Would you have thought that PacBio RS sequences with about 15% single read error rate can outdo MiSeq reads in validation of the variants called by WGS or Exome Sequencing? Personally, I wouldn’t have thought so. But the study of the Broad Institute published a few days ago clearly shows that they can.
Variants called within projects that aim at analysis of variants definitely need validation to determine the rate at which the mutations have been correctly called and to confirm the specific reported changes. Currently used techniques like Sequenom genotyping and Sanger sequencing provide essential drawbacks, such as the need for manual interpretation or low data throughput. For that reason, Carneiro and his colleagues studied the power of PacBio RS and MiSeq data as a validation tool and compared the results with each other.
They generated amplicons covering 98 variants called in the 1000 Genomes Project and sequenced the PCR products with both instruments, PacBio RS and MiSeq. Using PacBio RS data 96 out of the 98 variants could be correctly genotyped, whereas the MiSeq correctly genotyped only 93 sites. The explanation of the authors is quite simple: The completely random distribution of errors across the reads can overcome the low read accuracy problem if sufficient coverage is applied.

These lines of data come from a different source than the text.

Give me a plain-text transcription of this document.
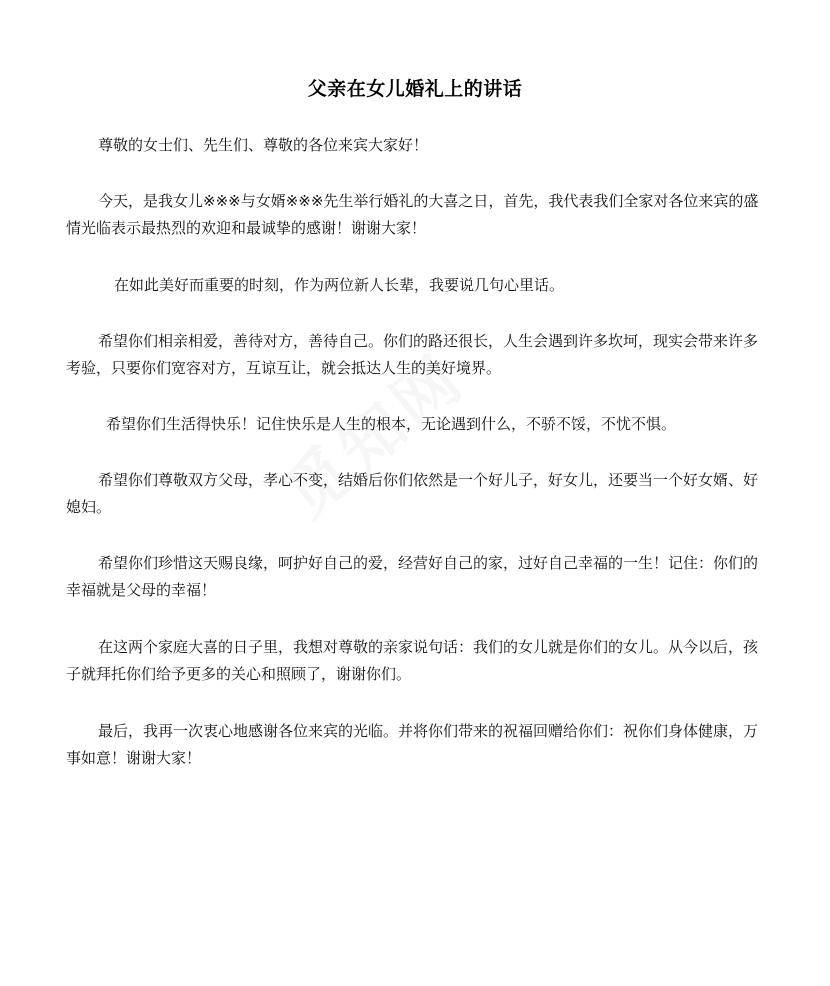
父亲在女儿婚礼上的讲话

尊敬的女士们、先生们、尊敬的各位来宾大家好！

今天，是我女儿※※※与女婿※※※先生举行婚礼的大喜之日，首先，我代表我们全家对各位来宾的盛情光临表示最热烈的欢迎和最诚挚的感谢！谢谢大家！

在如此美好而重要的时刻，作为两位新人长辈，我要说几句心里话。

希望你们相亲相爱，善待对方，善待自己。你们的路还很长，人生会遇到许多坎坷，现实会带来许多考验，只要你们宽容对方，互谅互让，就会抵达人生的美好境界。

希望你们生活得快乐！记住快乐是人生的根本，无论遇到什么，不骄不馁，不忧不惧。

希望你们尊敬双方父母，孝心不变，结婚后你们依然是一个好儿子，好女儿，还要当一个好女婿、好媳妇。

希望你们珍惜这天赐良缘，呵护好自己的爱，经营好自己的家，过好自己幸福的一生！记住：你们的幸福就是父母的幸福！

在这两个家庭大喜的日子里，我想对尊敬的亲家说句话：我们的女儿就是你们的女儿。从今以后，孩子就拜托你们给予更多的关心和照顾了，谢谢你们。

最后，我再一次衷心地感谢各位来宾的光临。并将你们带来的祝福回赠给你们：祝你们身体健康，万事如意！谢谢大家！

Manual checking of the sites, that were miscalled using the PacBio dataset, revealed, that one of the two miscalls happened due to a reference bias (true variation is hidden). Such bias is introduced by alignment parameters where the gap open penalty is higher than the base mismatch penalty. The high error rate of PacBio RS reads makes these parameters necessary.

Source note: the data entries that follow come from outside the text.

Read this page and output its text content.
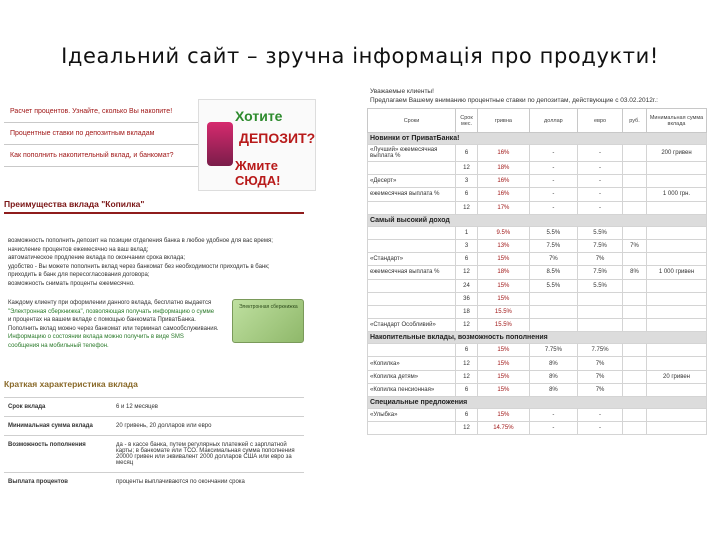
Ідеальний сайт – зручна інформація про продукти!
Расчет процентов. Узнайте, сколько Вы накопите!
Процентные ставки по депозитным вкладам
Как пополнить накопительный вклад, и банкомат?
Хотите
ДЕПОЗИТ?
Жмите СЮДА!
Преимущества вклада "Копилка"
возможность пополнить депозит на позиции отделения банка в любое удобное для вас время;
начисление процентов ежемесячно на ваш вклад;
автоматическое продление вклада по окончании срока вклада;
удобство - Вы можете пополнить вклад через банкомат без необходимости приходить в банк;
приходить в банк для пересогласования договора;
возможность снимать проценты ежемесячно.
Каждому клиенту при оформлении данного вклада, бесплатно выдается
"Электронная сберкнижка", позволяющая получать информацию о сумме
и процентах на вашем вкладе с помощью банкомата ПриватБанка.
Пополнить вклад можно через банкомат или терминал самообслуживания.
Информацию о состоянии вклада можно получить в виде SMS
сообщения на мобильный телефон.
Электронная сберкнижка
Краткая характеристика вклада
Срок вклада	6 и 12 месяцев
Минимальная сумма вклада	20 гривень, 20 долларов или евро
Возможность пополнения	да - в кассе банка, путем регулярных платежей с зарплатной карты; в банкомате или ТСО. Максимальная сумма пополнения 20000 гривен или эквивалент 2000 долларов США или евро за месяц
Выплата процентов	проценты выплачиваются по окончании срока
Уважаемые клиенты!
Предлагаем Вашему вниманию процентные ставки по депозитам, действующие с 03.02.2012г.:
Сроки	Срок мес.	гривна	доллар	евро	руб.	Минимальная сумма вклада
Новинки от ПриватБанка!						
«Лучший» ежемесячная выплата %	6	16%	-	-		200 гривен
	12	18%	-	-		
«Десерт»	3	16%	-	-		
ежемесячная выплата %	6	16%	-	-		1 000 грн.
	12	17%	-	-		
Самый высокий доход						
	1	9.5%	5.5%	5.5%		
	3	13%	7.5%	7.5%	7%	
«Стандарт»	6	15%	7%	7%		
ежемесячная выплата %	12	18%	8.5%	7.5%	8%	1 000 гривен
	24	15%	5.5%	5.5%		
	36	15%				
	18	15.5%				
«Стандарт Особливий»	12	15.5%				
Накопительные вклады, возможность пополнения						
	6	15%	7.75%	7.75%		
«Копилка»	12	15%	8%	7%		
«Копилка детям»	12	15%	8%	7%		20 гривен
«Копилка пенсионная»	6	15%	8%	7%		
Специальные предложения						
«Улыбка»	6	15%	-	-		
	12	14.75%	-	-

However, Carneiro told GenomeWeb, that the researchers are not using a different aligner that was developed at the Broad Institute. This aligner re-aligns the reads using different parameters and therefore reduces the problem to a great extent.
For me the study shows that there is potential for PacBio RS sequencing. Nevertheless, like the variants, also this study result needs to be validated. Furthermore I think that the value of the study needs also to be seen in relation to the sequencing cost for both instruments. While the consumable prices for both techniques are in a similar range, the several fold higher cost for the PacBio RS instrument makes a remarkable difference.